Ciclostilato integralmente ripreso da un articolo del "Secolo XIX" del 12-5-72 di G. Crisalli.

L'automobile ha motore e freni. Se fosse solo motore lo sfascio sarebbe inevitabi­le: se fosse solo freni sarebbe oggetto da museo. Dall'equilibrio degli elementi nasce il servizio che essa ci offre.
Accade per il regno di Dio nella sua evoluzione terrena, quello che accade per un campo: se ci pensiamo, in un campo ci sono mille cose più una: buon terreno e pie­tre, letame ed erbacce, semi buoni e vermiciattoli, il tutto per un piano provvidenziale. Così nella Chiesa: c'è il bene e il male, il Vescovo autoritario ed il Curato progres­sista, il credente tradizionale ed il giovane che fa la sua esperienza religiosa negli "hippies".
Mille sfaccettature cioè di quella realtà meravigliosa che è la Chiesa, inserita nel­l'umanità come segno del regno che viene.
Quello che dovrebbe veramente essere bandita è l'intolleranza: nessun gruppo è depositario di tutta la verità così che gli altri siano tutti nell'errore: quello che do­vrebbe invece animare tutto e tutti è la speranza.
Notiamo invece che all'uomo della contestazione ecclesiale, sta per sostituirsi l'uomo o il giovane senza speranza. Forse perché il contestatore cercava una soluzione "migliore".
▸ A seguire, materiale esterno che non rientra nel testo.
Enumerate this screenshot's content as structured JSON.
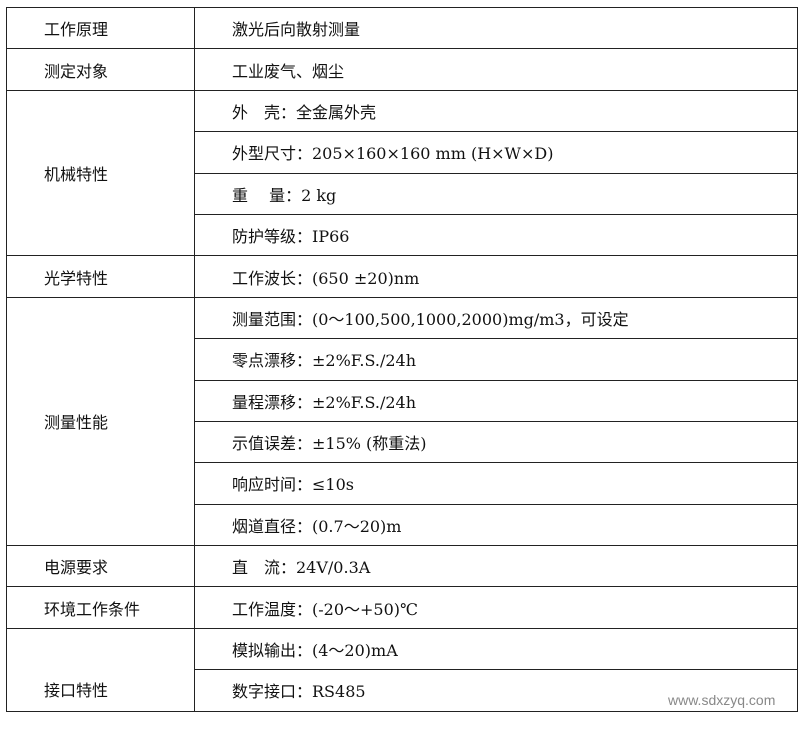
{
  "rows": [
    {
      "label": "工作原理",
      "items": [
        "激光后向散射测量"
      ]
    },
    {
      "label": "测定对象",
      "items": [
        "工业废气、烟尘"
      ]
    },
    {
      "label": "机械特性",
      "items": [
        "外　壳：全金属外壳",
        "外型尺寸：205×160×160 mm (H×W×D)",
        "重　 量：2 kg",
        "防护等级：IP66"
      ]
    },
    {
      "label": "光学特性",
      "items": [
        "工作波长：(650 ±20)nm"
      ]
    },
    {
      "label": "测量性能",
      "items": [
        "测量范围：(0～100,500,1000,2000)mg/m3，可设定",
        "零点漂移：±2%F.S./24h",
        "量程漂移：±2%F.S./24h",
        "示值误差：±15% (称重法)",
        "响应时间：≤10s",
        "烟道直径：(0.7～20)m"
      ]
    },
    {
      "label": "电源要求",
      "items": [
        "直　流：24V/0.3A"
      ]
    },
    {
      "label": "环境工作条件",
      "items": [
        "工作温度：(-20～+50)℃"
      ]
    },
    {
      "label": "接口特性",
      "items": [
        "模拟输出：(4～20)mA",
        "数字接口：RS485"
      ]
    }
  ],
  "watermark": "www.sdxzyq.com"
}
Sempre il giovane è un po' contestatore: è nel piano provvidenziale dell'umanità. Ma c'è il pericolo del "perfezionismo", il pericolo cioè di confondere il "migliore" con il "perfetto", e quando si vuole il superlativo il limite è rifiutato e si finisce per bloccare tutto.
Si è voluto fare piazza pulita del "limite" che nel concreto sociale-comunitario prende anche il nome di "struttura".
Che cosa ne è sorto? Un grande senso di frustrazione.
Là dove la struttura è stata veramente abbattuta ci si ritrova di fronte a gruppi che a mala pena possono ancora chiamarsi cristiani.
Eppure il cristianesimo continua ad offrire quella che a noi sembra la soluzione di fondo: la speranza, che nasce dall'accettazione del limite, la speranza di chi gioca la sua vita su Dio.
Il cristiano sa della presenza dello Spirito che assegna offici ed incarichi diversi ed apre sempre nuovi orizzonti.
Una contestazione negativa e polemica per criticare, è ancora un restare ripiegati sul passato o sull'oggi: non è guardare il futuro.
C'è spazio per lavorare e per fare del bene, per inventare sempre una nuova vita.
Una cosa molto bella hanno mostrato questi ultimi anni e proprio in seno alla con­testazione (che in questo manifesta il suo lato positivo di cui si deve tener conto): l'esperienza della Chiesa quale comunità vissuta e che trae vitalità dalla celebrazione Eucaristica, inoltre è stata particolarmente sentita la profonda interconnessione che esiste tra Chiesa e mondo, tra speranza cristiana e tensione umana.
Perché questi valori possano affermarsi non ci si può esaurire in una polemica amara con i Vescovi, col Papa, con i Parroci, con i Monsignori: si dedica tutto il tempo alla polemica teologico-intellettuale ed intanto si perdono di vista gli uomini, le loro speranze, la loro vita.
Pensiamo invece che ci si dovrebbe impegnare in un lavoro rigorosamente critico, ma serenamente ancorato ai dati istituzionali, per un cambiamento profondo di men­talità e di atteggiamenti che tenda, sia pure nella esperienza dell'imperfezione e della debolezza umana, ad adeguarsi sempre più alle esigenze evangeliche.